IMPORTANCIA CULTURAL Y PATRIMONIAL
El conjunto de los soldados de terracota fue declarado patrimonio de la humanidad por la UNESCO en 1987, reconociendo su extraordinaria relevancia histórica y artística. Hoy en día, constituye uno de los principales símbolos de la cultura china y atrae a millones de visitantes anualmente, no solo por su grandiosidad, sino también por la riqueza de detalles y la historia que encapsula.
Los soldados de terracota representan diversos aspectos clave de la antigua China: el poder absoluto y centralizado de la dinastía Qin, la sofisticación tecnológica y organizativa necesaria para construir un proyecto de tal envergadura, y la visión espiritual de la vida después de la muerte, que combinaba creencias religiosas y aspiraciones personales del emperador. Además, han ayudado a transformar la percepción global sobre las civilizaciones asiáticas antiguas, demostrando que no solo eran poderosas militarmente, sino también extraordinariamente avanzadas en arte, ingeniería y planificación social.
Este reconocimiento patrimonial no solo protege el yacimiento, sino que también facilita estudios arqueológicos, restauraciones y programación cultural para educar al público sobre la importancia histórica y simbólica del ejército de terracota. En definitiva, constituyen un puente entre el pasado y el presente, mostrando la riqueza cultural e intelectual de una de las civilizaciones más influyentes de la historia.

MUCHO MÁS QUE UN EJÉRCITO DE BARRO
Los soldados de terracota no son solo una atracción turística. Son un testimonio directo de la relación entre poder, muerte y eternidad.
Este ejército silencioso nos habla de un emperador que quería controlar no solo su imperio, sino también su destino después de la muerte. También nos recuerda hasta qué punto las civilizaciones antiguas podían alcanzar niveles de sofisticación sorprendentes. Y quizá lo más fascinante es que, más de 2.000 años después, todavía no hemos descubierto todo lo que esconden.
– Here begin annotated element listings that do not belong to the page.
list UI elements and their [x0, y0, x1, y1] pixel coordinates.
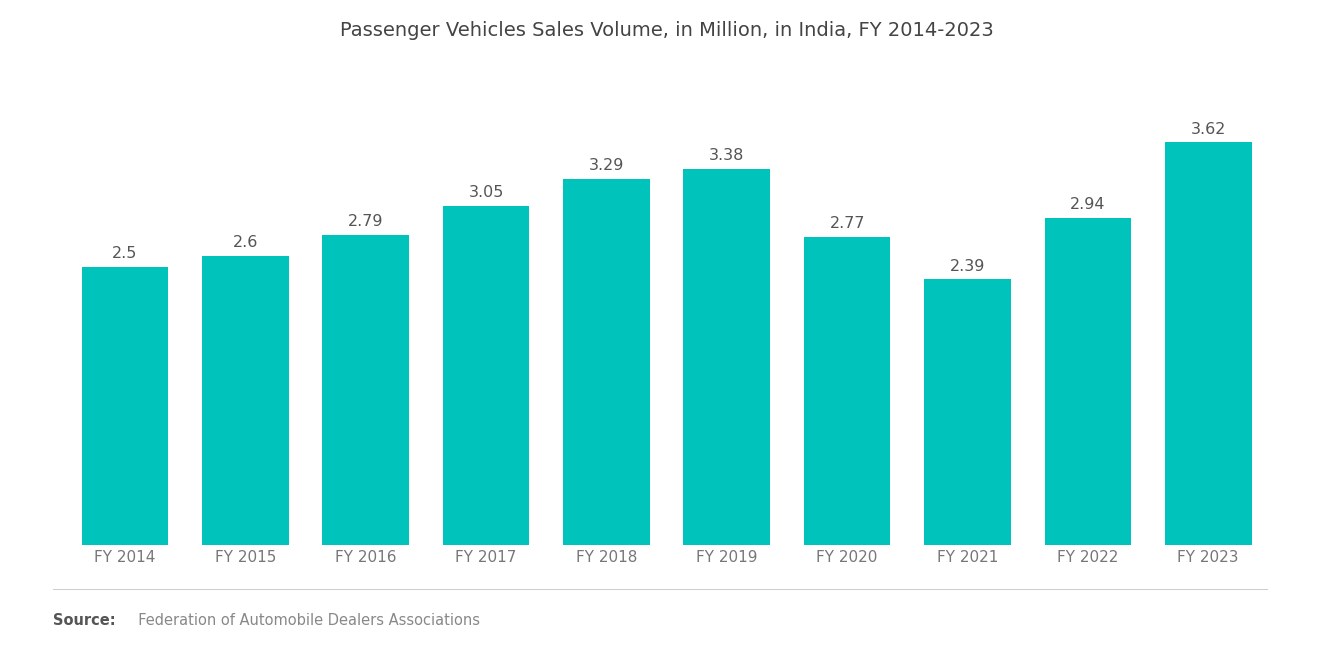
- Bar: [684, 169, 770, 545]
- Text: 2.94: 2.94: [1071, 198, 1106, 212]
- Text: Federation of Automobile Dealers Associations: Federation of Automobile Dealers Associa…: [129, 613, 480, 628]
- Text: Source:: Source:: [53, 613, 115, 628]
- Bar: [1044, 218, 1131, 545]
- Bar: [82, 267, 169, 545]
- Text: 2.6: 2.6: [232, 235, 257, 250]
- Bar: [924, 279, 1011, 545]
- Bar: [1164, 142, 1251, 545]
- Text: 3.29: 3.29: [589, 158, 624, 174]
- Text: 2.39: 2.39: [950, 259, 985, 273]
- Bar: [804, 237, 891, 545]
- Text: 3.38: 3.38: [709, 148, 744, 164]
- Text: 3.05: 3.05: [469, 185, 504, 200]
- Title: Passenger Vehicles Sales Volume, in Million, in India, FY 2014-2023: Passenger Vehicles Sales Volume, in Mill…: [339, 21, 994, 40]
- Text: 2.77: 2.77: [829, 216, 865, 231]
- Bar: [564, 179, 649, 545]
- Bar: [442, 205, 529, 545]
- Bar: [202, 256, 289, 545]
- Bar: [322, 235, 409, 545]
- Text: 2.79: 2.79: [348, 214, 384, 229]
- Text: 2.5: 2.5: [112, 246, 137, 261]
- Text: 3.62: 3.62: [1191, 122, 1226, 136]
Los soldados de terracota son una combinación única de arte, historia y misterio. Desde su construcción masiva hasta su descubrimiento accidental, cada aspecto contribuye a convertirlos en una de las grandes maravillas del mundo. Si algún día tienes la oportunidad de visitarlos, no solo estarás ante una obra impresionante, sino ante una ventana abierta a una de las civilizaciones más influyentes de la historia.